Opening a robo-advisor account is simple. It typically involves completing an online questionnaire that requires providing information about yourself, your financial goals, and your risk tolerance. After that, you fund the account to get started.

Can you lose money with a robo-advisor?

As with any type of investing, there are risks involved and it is possible to lose money with the ups and downs of the market.

Our methodology 

To identify our top picks for the best robo advisors, Fortune RecommendsTM compared 20 different robo advisor platforms. We ranked each account based on seven categories: commission fees, account minimum, annual advisory fees, customer service, human advisor availability, sign-up bonus, and account closure (ACAT) fees.

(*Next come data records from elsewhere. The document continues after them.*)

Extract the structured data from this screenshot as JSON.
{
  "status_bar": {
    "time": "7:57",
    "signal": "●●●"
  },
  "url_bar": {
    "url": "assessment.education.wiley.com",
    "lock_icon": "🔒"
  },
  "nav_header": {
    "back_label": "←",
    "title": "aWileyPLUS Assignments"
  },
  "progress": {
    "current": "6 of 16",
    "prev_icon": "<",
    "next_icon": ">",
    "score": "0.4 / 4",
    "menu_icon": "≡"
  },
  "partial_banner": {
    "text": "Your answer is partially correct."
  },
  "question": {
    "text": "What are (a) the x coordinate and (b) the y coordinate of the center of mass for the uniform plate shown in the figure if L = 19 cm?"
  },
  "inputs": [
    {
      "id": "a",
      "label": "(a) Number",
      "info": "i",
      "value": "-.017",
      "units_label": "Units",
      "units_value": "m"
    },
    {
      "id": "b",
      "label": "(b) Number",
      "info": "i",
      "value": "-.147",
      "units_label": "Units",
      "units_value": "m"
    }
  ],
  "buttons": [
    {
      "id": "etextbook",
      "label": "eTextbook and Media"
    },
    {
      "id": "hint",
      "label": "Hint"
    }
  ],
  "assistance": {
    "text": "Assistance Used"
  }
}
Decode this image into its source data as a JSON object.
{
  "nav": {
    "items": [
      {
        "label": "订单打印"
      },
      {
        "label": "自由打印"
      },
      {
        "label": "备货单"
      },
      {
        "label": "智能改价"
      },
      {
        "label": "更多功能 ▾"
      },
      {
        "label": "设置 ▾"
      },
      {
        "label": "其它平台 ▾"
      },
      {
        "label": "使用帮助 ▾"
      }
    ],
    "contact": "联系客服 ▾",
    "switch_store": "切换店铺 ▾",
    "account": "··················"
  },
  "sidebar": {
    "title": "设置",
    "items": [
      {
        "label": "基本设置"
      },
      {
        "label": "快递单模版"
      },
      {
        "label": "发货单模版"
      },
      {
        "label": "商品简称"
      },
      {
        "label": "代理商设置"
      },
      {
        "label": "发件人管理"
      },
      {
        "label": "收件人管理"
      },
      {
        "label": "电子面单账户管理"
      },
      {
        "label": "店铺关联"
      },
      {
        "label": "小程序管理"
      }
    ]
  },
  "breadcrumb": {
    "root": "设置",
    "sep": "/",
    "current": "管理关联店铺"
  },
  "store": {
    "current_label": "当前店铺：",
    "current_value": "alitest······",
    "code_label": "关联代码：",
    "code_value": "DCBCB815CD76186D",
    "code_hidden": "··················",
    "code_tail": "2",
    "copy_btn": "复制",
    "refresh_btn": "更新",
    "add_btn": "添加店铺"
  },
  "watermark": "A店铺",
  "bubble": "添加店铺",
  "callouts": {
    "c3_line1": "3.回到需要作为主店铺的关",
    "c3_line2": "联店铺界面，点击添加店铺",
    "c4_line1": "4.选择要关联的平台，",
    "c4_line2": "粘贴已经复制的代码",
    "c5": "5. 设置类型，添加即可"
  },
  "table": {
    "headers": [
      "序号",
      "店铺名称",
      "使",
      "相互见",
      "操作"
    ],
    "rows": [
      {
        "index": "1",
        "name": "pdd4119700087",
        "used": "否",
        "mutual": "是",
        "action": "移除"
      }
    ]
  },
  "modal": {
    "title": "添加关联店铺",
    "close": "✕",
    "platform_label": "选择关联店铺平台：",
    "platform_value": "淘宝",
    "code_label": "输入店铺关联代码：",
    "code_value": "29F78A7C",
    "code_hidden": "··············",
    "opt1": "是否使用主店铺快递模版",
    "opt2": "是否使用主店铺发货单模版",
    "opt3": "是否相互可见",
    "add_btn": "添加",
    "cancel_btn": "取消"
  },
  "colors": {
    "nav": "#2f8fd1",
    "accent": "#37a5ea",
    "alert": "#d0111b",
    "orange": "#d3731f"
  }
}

All of the accounts on our list are available to anyone in the U.S., so you can sign up for any offering no matter where you’re located. 

The core categories we analyzed are:

  • Commission fee (25%): This represents the fee some investment platforms or brokers charge for buying or selling stocks at your request. It is sometimes referred to as a trading fee.
  • Account minimum (20%): Some robo advisors require a minimum deposit to establish an account, which in some instances can be as high as $10,000 or more. We ranked robo advisors with low to zero minimum opening balances higher.  
  • Annual advisory fee (20%): An annual advisory fee is charged by some robo advisors to cover the services provided by the financial platform and its professionals. The fee is charged as a flat dollar amount or as a percentage of assets under management on the platform. To calculate this fee for platforms charging a percentage, we used the minimum required opening balance of  $10,000, which is the highest minimum balance amount among all robo advisors we reviewed. 
  • Customer service (10%): The ability to get questions answered easily is critical when it comes to managing your money. Top picks in our ranking offer customers various ways to get in contact: chat support, by phone, or even email—with phone support being the most highly rated. 
  • Sign-up bonus (10%): Some robo advisors periodically provide a cash sign-up bonus to attract new customers. In some cases the bonus is as high as $600 or more.
  • Human advisor (10%): Not all robo advisor platforms offer customers the ability to interact with a financial advisor but the best do. Those who provide professional, one-on-one financial guidance were scored more favorably.

Account closing fee (5%): Fees can add up quickly. Yet another fee charged by some platforms is an account closure or ACAT fee. Robo advisors that do not charge ACAT fees were rated higher.